Challenges for Evaluating AI and Practical Implications
Artificial intelligence (AI) promises to transform clinical decision-making processes as it has the potential to harness the vast amounts of genomic, biomarker, and phenotype data that is being generated across the health system including from health records and delivery systems, to improve the safety and quality of care decisions.
Technological developments are outpacing our ability to predict the effects of AI on the practice of medicine, the care received by patients, and the impact on their life. In the immediate future, we can expect AI to support clinical decisions with humans in the decision loop.
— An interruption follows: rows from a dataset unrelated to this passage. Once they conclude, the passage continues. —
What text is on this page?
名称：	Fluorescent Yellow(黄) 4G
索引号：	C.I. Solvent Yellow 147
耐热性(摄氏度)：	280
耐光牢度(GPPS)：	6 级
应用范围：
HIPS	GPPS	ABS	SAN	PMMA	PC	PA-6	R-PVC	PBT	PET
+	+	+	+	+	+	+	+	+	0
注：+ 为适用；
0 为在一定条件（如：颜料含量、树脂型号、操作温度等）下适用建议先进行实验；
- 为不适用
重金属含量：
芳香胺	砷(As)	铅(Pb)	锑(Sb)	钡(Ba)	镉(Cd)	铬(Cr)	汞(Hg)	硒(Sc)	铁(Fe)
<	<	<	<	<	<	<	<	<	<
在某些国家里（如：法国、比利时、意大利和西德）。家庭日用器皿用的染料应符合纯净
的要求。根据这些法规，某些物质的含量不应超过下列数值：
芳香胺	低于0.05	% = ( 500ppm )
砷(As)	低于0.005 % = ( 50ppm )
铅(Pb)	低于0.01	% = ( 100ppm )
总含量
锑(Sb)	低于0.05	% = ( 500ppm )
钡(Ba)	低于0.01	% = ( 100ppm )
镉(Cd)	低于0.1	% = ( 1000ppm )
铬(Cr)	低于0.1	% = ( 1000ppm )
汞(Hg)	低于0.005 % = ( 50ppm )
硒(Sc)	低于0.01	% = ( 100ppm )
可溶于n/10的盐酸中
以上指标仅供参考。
A recent paper by Associate Professor Magrabi along with other members from the International Medical Informatics Association (IMIA) Working Group on Technology Assessment & Quality Development in Health Informatics and the European Federation for Medical Informatics (EFMI) Working Group for Assessment of Health Information Systems share their insights on the application of Artificial Intelligence in Clinical Decision Support.
This paper draws attention to:
- key considerations for evaluating artificial intelligence (AI) enabled clinical decision support;
- challenges and practical implications of AI design, development, selection, use, and ongoing surveillance.
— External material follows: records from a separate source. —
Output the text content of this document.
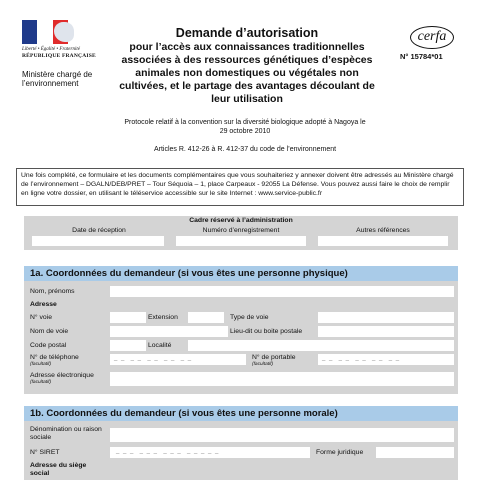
Liberté • Égalité • Fraternité
RÉPUBLIQUE FRANÇAISE
Ministère chargé de l’environnement
Demande d’autorisation
pour l’accès aux connaissances traditionnelles associées à des ressources génétiques d’espèces animales non domestiques ou végétales non cultivées, et le partage des avantages découlant de leur utilisation
cerfa
N° 15784*01
Protocole relatif à la convention sur la diversité biologique adopté à Nagoya le 29 octobre 2010
Articles R. 412-26 à R. 412-37 du code de l’environnement
Une fois complété, ce formulaire et les documents complémentaires que vous souhaiteriez y annexer doivent être adressés au Ministère chargé de l’environnement – DGALN/DEB/PRET – Tour Séquoia – 1, place Carpeaux - 92055 La Défense. Vous pouvez aussi faire le choix de remplir en ligne votre dossier, en utilisant le téléservice accessible sur le site Internet : www.service-public.fr
Cadre réservé à l’administration
Date de réception	Numéro d’enregistrement	Autres références
1a. Coordonnées du demandeur (si vous êtes une personne physique)
Nom, prénoms
Adresse
N° voie	Extension	Type de voie
Nom de voie	Lieu-dit ou boite postale
Code postal	Localité
N° de téléphone
(facultatif)
_ _  _ _  _ _  _ _  _ _	N° de portable
(facultatif)
_ _  _ _  _ _  _ _  _ _
Adresse électronique
(facultatif)
1b. Coordonnées du demandeur (si vous êtes une personne morale)
Dénomination ou raison sociale
N° SIRET	_ _ _  _ _ _  _ _ _  _ _ _ _ _	Forme juridique
Adresse du siège social
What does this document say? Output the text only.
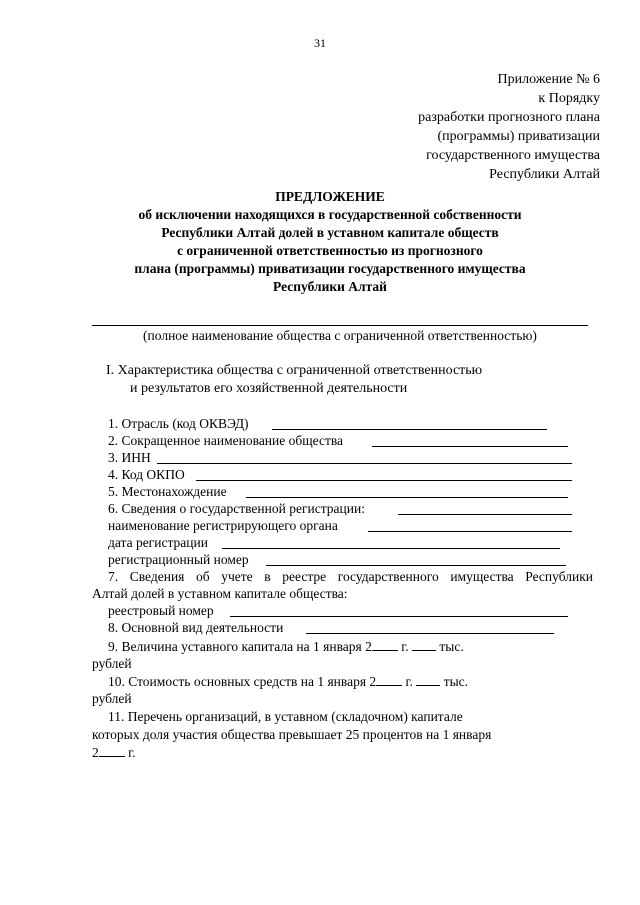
31
Приложение № 6
к Порядку
разработки прогнозного плана
(программы) приватизации
государственного имущества
Республики Алтай
ПРЕДЛОЖЕНИЕ
об исключении находящихся в государственной собственности
Республики Алтай долей в уставном капитале обществ
с ограниченной ответственностью из прогнозного
плана (программы) приватизации государственного имущества
Республики Алтай
(полное наименование общества с ограниченной ответственностью)
I. Характеристика общества с ограниченной ответственностью
и результатов его хозяйственной деятельности
1. Отрасль (код ОКВЭД)
2. Сокращенное наименование общества
3. ИНН
4. Код ОКПО
5. Местонахождение
6. Сведения о государственной регистрации:
наименование регистрирующего органа
дата регистрации
регистрационный номер
7. Сведения об учете в реестре государственного имущества Республики
Алтай долей в уставном капитале общества:
реестровый номер
8. Основной вид деятельности
9. Величина уставного капитала на 1 января 2 г. тыс.
рублей
10. Стоимость основных средств на 1 января 2 г. тыс.
рублей
11. Перечень организаций, в уставном (складочном) капитале
которых доля участия общества превышает 25 процентов на 1 января
2 г.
A narrative review of existing research and evaluation approaches along with expert perspectives drawn from the IMIA Working Group on Technology Assessment and Quality Development in Health Informatics and the EFMI Working Group for Assessment of Health Information Systems.
There is a rich history and tradition of evaluating AI in healthcare. While evaluators can learn from past efforts, and build on best practice evaluation frameworks and methodologies, questions remain about how to evaluate the safety and effectiveness of AI that dynamically harness vast amounts of genomic, biomarker, phenotype, electronic record, and care delivery data from across health systems. This paper first provides a historical perspective about the evaluation of AI in healthcare. It then examines key challenges of evaluating AI-enabled clinical decision support during design, development, selection, use, and ongoing surveillance. Practical aspects of evaluating AI in healthcare, including approaches to evaluation and indicators to monitor AI are also discussed.
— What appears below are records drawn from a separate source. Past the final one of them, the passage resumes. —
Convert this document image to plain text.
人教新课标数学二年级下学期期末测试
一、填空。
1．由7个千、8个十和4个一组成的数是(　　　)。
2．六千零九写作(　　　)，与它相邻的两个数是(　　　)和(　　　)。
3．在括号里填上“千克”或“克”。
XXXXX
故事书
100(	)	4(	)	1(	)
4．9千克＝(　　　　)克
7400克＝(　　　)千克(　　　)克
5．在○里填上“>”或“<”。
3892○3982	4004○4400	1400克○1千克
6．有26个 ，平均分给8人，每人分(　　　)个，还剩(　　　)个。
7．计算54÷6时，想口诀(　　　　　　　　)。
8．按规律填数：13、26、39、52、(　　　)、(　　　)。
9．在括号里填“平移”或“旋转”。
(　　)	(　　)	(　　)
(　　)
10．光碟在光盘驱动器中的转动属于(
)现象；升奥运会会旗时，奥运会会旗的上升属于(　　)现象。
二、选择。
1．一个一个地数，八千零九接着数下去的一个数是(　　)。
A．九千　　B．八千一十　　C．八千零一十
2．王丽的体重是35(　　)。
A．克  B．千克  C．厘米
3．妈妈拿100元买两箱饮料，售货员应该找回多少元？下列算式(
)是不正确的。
Commitment to rigorous initial and ongoing evaluation will be critical to ensuring the safe and effective integration of AI in complex sociotechnical settings. Specific enhancements that are required for the new generation of AI-enabled clinical decision support will emerge through practical application.
Associate Professor Farah Magrabi leads the Safety and Quality of Digital Health Systems Research Stream of the CRE in Digital Health. She is Co-chair of the IMIA Working Group on Technology Assessment & Quality Development in Health Informatics; and Co-chair of the Australian Alliance for Artificial Intelligence in Health (AAAiH)’s working group on Safety, Quality and Ethics.